Ein Merkmal der D.-Bewegung war ihre strikte Gewaltlosigkeit. Mit Hilfe von Wort und Schrift sollte ein allmählicher, friedlicher Veränderungsprozess von innen heraus initiiert werden. Die D. erkannten, dass einem Regime, das nicht vor Gewalt gegen seine Bürger zurückschreckte, am besten mit Gewaltlosigkeit beizukommen war.
Eine mächtige Ermunterung für die D.-Bewegungen stellte die KSZE-Schlussakte von Helsinki 1975 dar, in welcher sich die kommunistischen Staaten zur Achtung der Menschenrechte verpflichteten, einschließlich der Gedanken-, Gewissens-(Gewissen, Gewissensfreiheit), Religions- und Überzeugungsfreiheit.
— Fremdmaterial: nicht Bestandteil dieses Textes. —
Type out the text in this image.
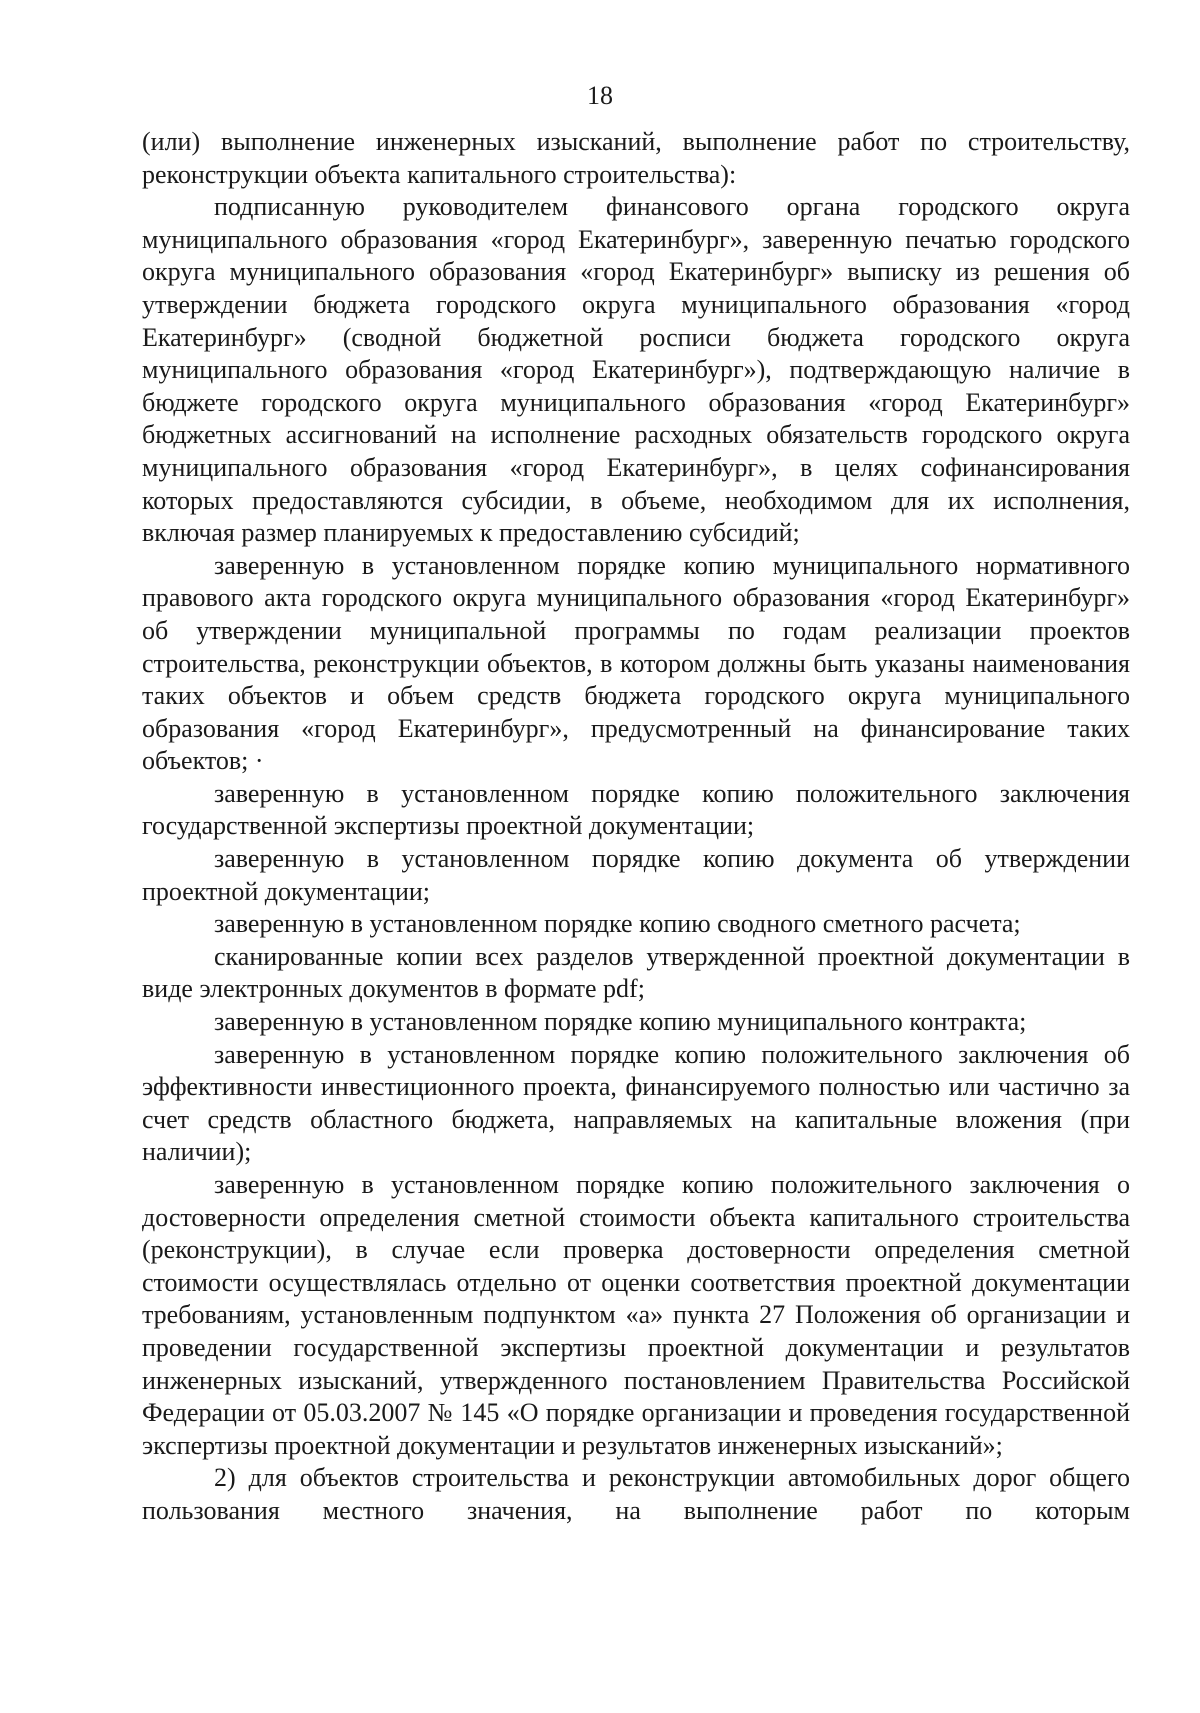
18

(или) выполнение инженерных изысканий, выполнение работ по строительству, реконструкции объекта капитального строительства):

подписанную руководителем финансового органа городского округа муниципального образования «город Екатеринбург», заверенную печатью городского округа муниципального образования «город Екатеринбург» выписку из решения об утверждении бюджета городского округа муниципального образования «город Екатеринбург» (сводной бюджетной росписи бюджета городского округа муниципального образования «город Екатеринбург»), подтверждающую наличие в бюджете городского округа муниципального образования «город Екатеринбург» бюджетных ассигнований на исполнение расходных обязательств городского округа муниципального образования «город Екатеринбург», в целях софинансирования которых предоставляются субсидии, в объеме, необходимом для их исполнения, включая размер планируемых к предоставлению субсидий;

заверенную в установленном порядке копию муниципального нормативного правового акта городского округа муниципального образования «город Екатеринбург» об утверждении муниципальной программы по годам реализации проектов строительства, реконструкции объектов, в котором должны быть указаны наименования таких объектов и объем средств бюджета городского округа муниципального образования «город Екатеринбург», предусмотренный на финансирование таких объектов; ·

заверенную в установленном порядке копию положительного заключения государственной экспертизы проектной документации;

заверенную в установленном порядке копию документа об утверждении проектной документации;

заверенную в установленном порядке копию сводного сметного расчета;

сканированные копии всех разделов утвержденной проектной документации в виде электронных документов в формате pdf;

заверенную в установленном порядке копию муниципального контракта;

заверенную в установленном порядке копию положительного заключения об эффективности инвестиционного проекта, финансируемого полностью или частично за счет средств областного бюджета, направляемых на капитальные вложения (при наличии);

заверенную в установленном порядке копию положительного заключения о достоверности определения сметной стоимости объекта капитального строительства (реконструкции), в случае если проверка достоверности определения сметной стоимости осуществлялась отдельно от оценки соответствия проектной документации требованиям, установленным подпунктом «а» пункта 27 Положения об организации и проведении государственной экспертизы проектной документации и результатов инженерных изысканий, утвержденного постановлением Правительства Российской Федерации от 05.03.2007 № 145 «О порядке организации и проведения государственной экспертизы проектной документации и результатов инженерных изысканий»;

2) для объектов строительства и реконструкции автомобильных дорог общего пользования местного значения, на выполнение работ по которым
Auf diese Selbstverpflichtung der kommunistischen Machthaber, die sich auch in einschlägigen Gesetzen niederschlug, haben sich die D. in der Folgezeit konsequent berufen. Die Gründungserklärung der tschechoslowakischen D.-Bewegung „Charta 77“ betont: „Die Verantwortung für die Gewährleistung der Bürgerrechte trägt selbstverständlich v. a. die politische und staatliche Macht. Aber nicht nur sie. Ein jeder trägt seinen Teil an Verantwortung für die öffentlichen Verhältnisse, folglich auch für die Einhaltung der gesetzlich verbrieften Rechte, welche übrigens nicht nur für Regierungen, sondern auch für Bürger verbindlich sind. Das Gefühl dieser Mitverantwortung, der Glaube an den Sinn des bürgerlichen Engagements und der Wille zu ihm […] haben in uns den Gedanken geweckt, die Charta 77 zu gründen“ (zit. nach Vodička 1996: 42).
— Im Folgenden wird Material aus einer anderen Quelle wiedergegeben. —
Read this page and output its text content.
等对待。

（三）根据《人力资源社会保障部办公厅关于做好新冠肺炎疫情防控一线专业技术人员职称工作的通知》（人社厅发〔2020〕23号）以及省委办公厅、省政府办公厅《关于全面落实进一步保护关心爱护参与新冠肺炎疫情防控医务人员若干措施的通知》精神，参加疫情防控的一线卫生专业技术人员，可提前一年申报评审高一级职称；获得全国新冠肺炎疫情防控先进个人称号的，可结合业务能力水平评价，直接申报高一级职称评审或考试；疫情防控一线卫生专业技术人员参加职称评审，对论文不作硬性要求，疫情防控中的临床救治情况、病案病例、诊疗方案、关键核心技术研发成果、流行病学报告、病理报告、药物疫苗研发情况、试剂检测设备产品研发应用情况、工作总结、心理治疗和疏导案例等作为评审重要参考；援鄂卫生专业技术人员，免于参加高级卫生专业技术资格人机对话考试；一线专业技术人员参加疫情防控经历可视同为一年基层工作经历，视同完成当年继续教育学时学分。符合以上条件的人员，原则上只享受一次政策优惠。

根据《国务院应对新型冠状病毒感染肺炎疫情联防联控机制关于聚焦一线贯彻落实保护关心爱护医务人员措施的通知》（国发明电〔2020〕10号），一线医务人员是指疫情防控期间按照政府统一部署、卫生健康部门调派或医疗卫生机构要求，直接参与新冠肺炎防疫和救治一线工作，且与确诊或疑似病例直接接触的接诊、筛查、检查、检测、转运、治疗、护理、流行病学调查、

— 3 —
2. Dissidenten in ausgewählten Ostblockländern
2.1 Sowjetunion
Die Abrechnung Nikita Chruschtschow mit dem Stalin-Kult 1956 weckte Erwartungen auf eine Liberalisierung des Regimes. Es erschien die Lagererzählung von Alexander Solschenizyn „Ein Tag im Leben des Iwan Denisowitsch“. In der Folgezeit fanden indessen manipulierte Gerichtsprozesse gegen regimekritische Schriftsteller (Iossif Brodskij, Julij Danie&lakut;, Andrej Sinjavskij) statt. Wladimir Bukowski machte 1971 die Zwangseinweisungen von Oppositionellen in psychiatrische Anstalten bekannt. Die sowjetische D.-Bewegung erreichte 1968 ihren Höhepunkt. Der „Prager Frühling“ weckte Hoffnungen auf eine Wandlung des Systems von innen, die oppositionelle Bewegung bekam Unterstützung durch den (späteren Friedensnobelpreisträger) Andrej Sacharov.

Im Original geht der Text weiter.